Fifteen buildings lost to floodwaters doesn't sound like much.

But in Columbus Junction, Iowa it meant there is no more gas station, no more firehouse, no more water treatment plant, grocery store, daycare, doctor's office, dentist, bowling alley, senior's center, pharmacy, hotel or veterinarian.

Even the new medical clinic for the town's low-income residents – which had a grand opening set for Thursday – was lost.

"The closest doctor is going to be 25 miles away and a lot of the people living here don't have vehicles," city council member Hal Prior said.

And some of those who can drive out of town for their necessities face psychological barriers, he said.

"This is a rural farm community," he told AFP. "There are a lot of people here who've never ventured more than 25 miles away."

The town of less than 2,000 is about a half a mile downstream from where the Cedar Rapids and Iowa Rivers meet.

They'd seen how the floodwaters had ravaged towns upstream – 1,300 blocks of Cedar Rapids were inundated and Iowa City was saved only by its steep hills – and knew it was going to be bad.

They just hoped it wouldn't be this bad.

Sandbagging started on Tuesday to build a temporary dike to give added protection to those two key streets. Then more rain fell and they decided to raise the height of the levee and build secondary dikes.

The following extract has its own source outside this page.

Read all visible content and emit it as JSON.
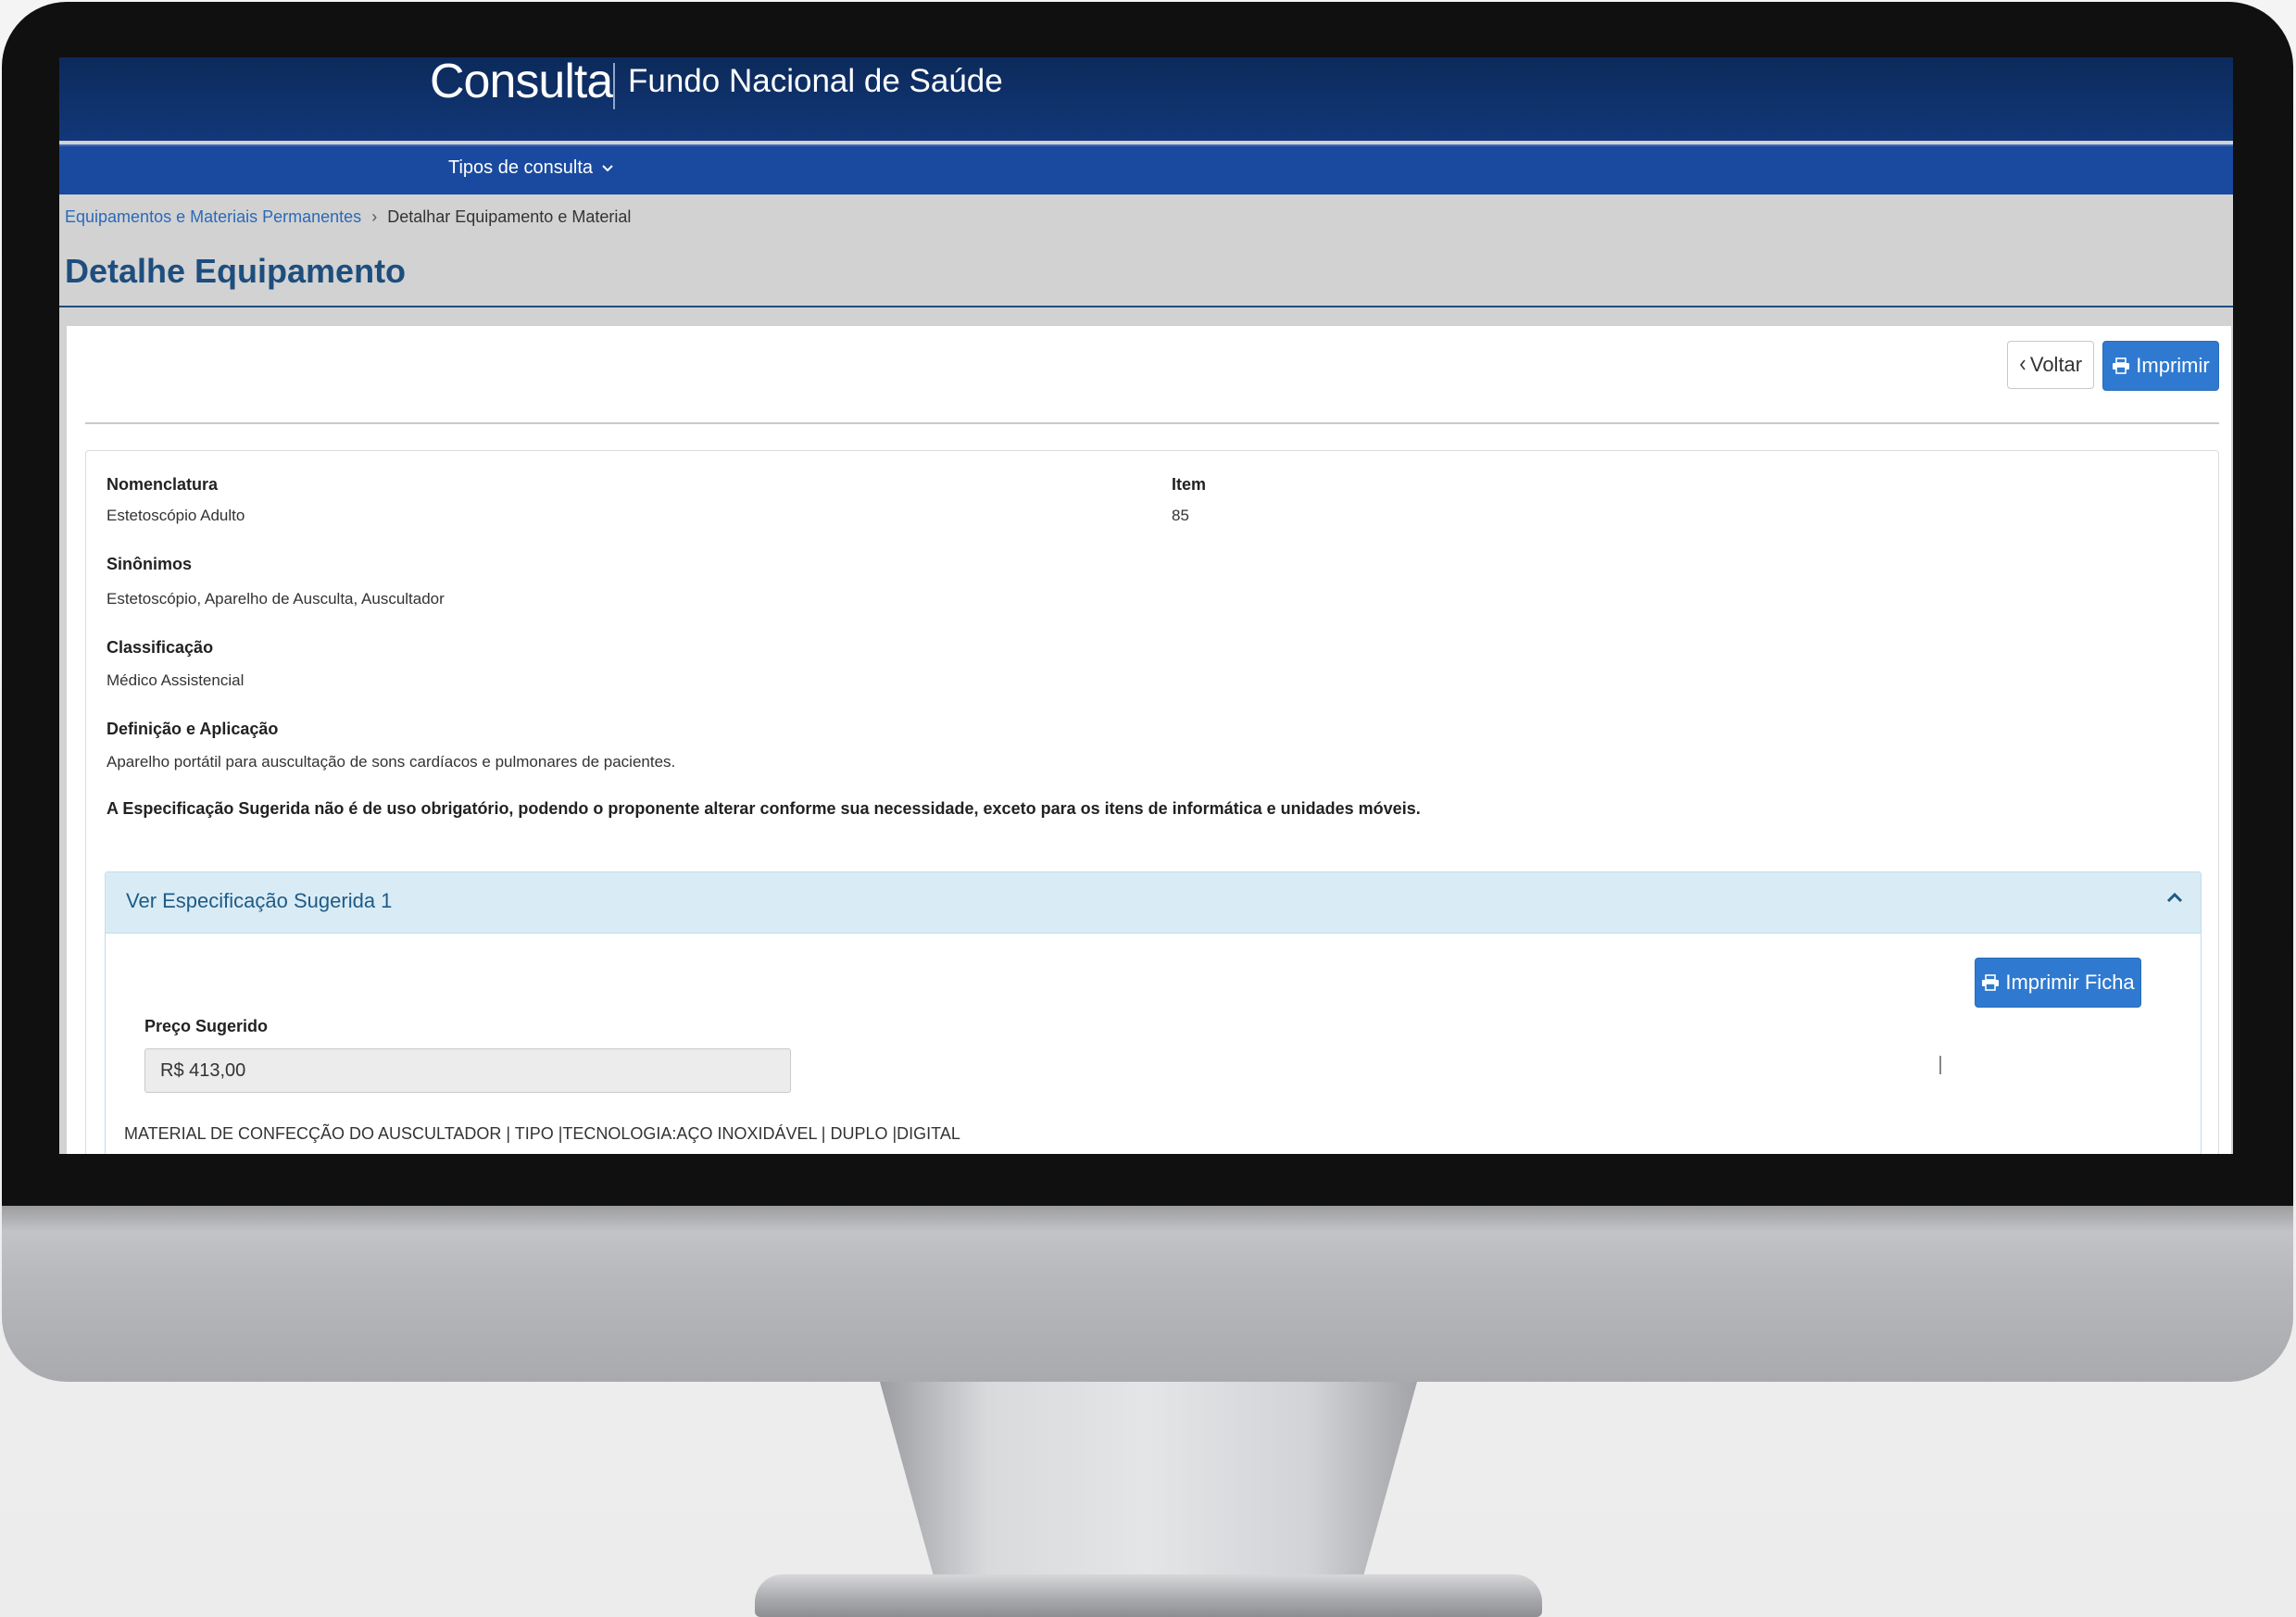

An 83-year-old woman and a man in his sixties who'd had a heart transplant a few years back were among the volunteers.

People brought their own shovels. One woman wouldn't quit filling bags with sand until her hands were rubbed so raw they started bleeding.

On Saturday the National Guard troops who had been helping them were redeployed. The water was coming too fast and too high.

The mayor broke into tears when he told the townsfolk they had to give up.

The breach was not as dramatic as Prior expected. A 100-foot long portion of the dike slowly crumbled and then the water seeped across the low-lying ground.

"It was kind of like the tide coming in from the ocean," Prior said.

A couple breaches downriver eased pressure Sunday morning and the water had receded about six inches by dinner time. But there was still about ten or twelve feet in the senior's center, where only the new roof was visible.

"It makes me cry," Rolene Fuller, 64, said as she stood on a hill overlooking the damage.

Fuller lost her job when the daycare center flooded. It's government funded, so she knows it will reopen. But the owner of the bowling alley – who only bought it six months ago – has said he can't afford to rebuild.

While that will devastate her husband – he goes through withdrawal every spring when his league season ends – Fuller's biggest concern is that the low-income immigrant families who work at the town's meat packing plant will leave rather than wait for key services to come back.

"It's heartbreaking," she said. "It's my home and it's going to change it so much that we won't even know for months."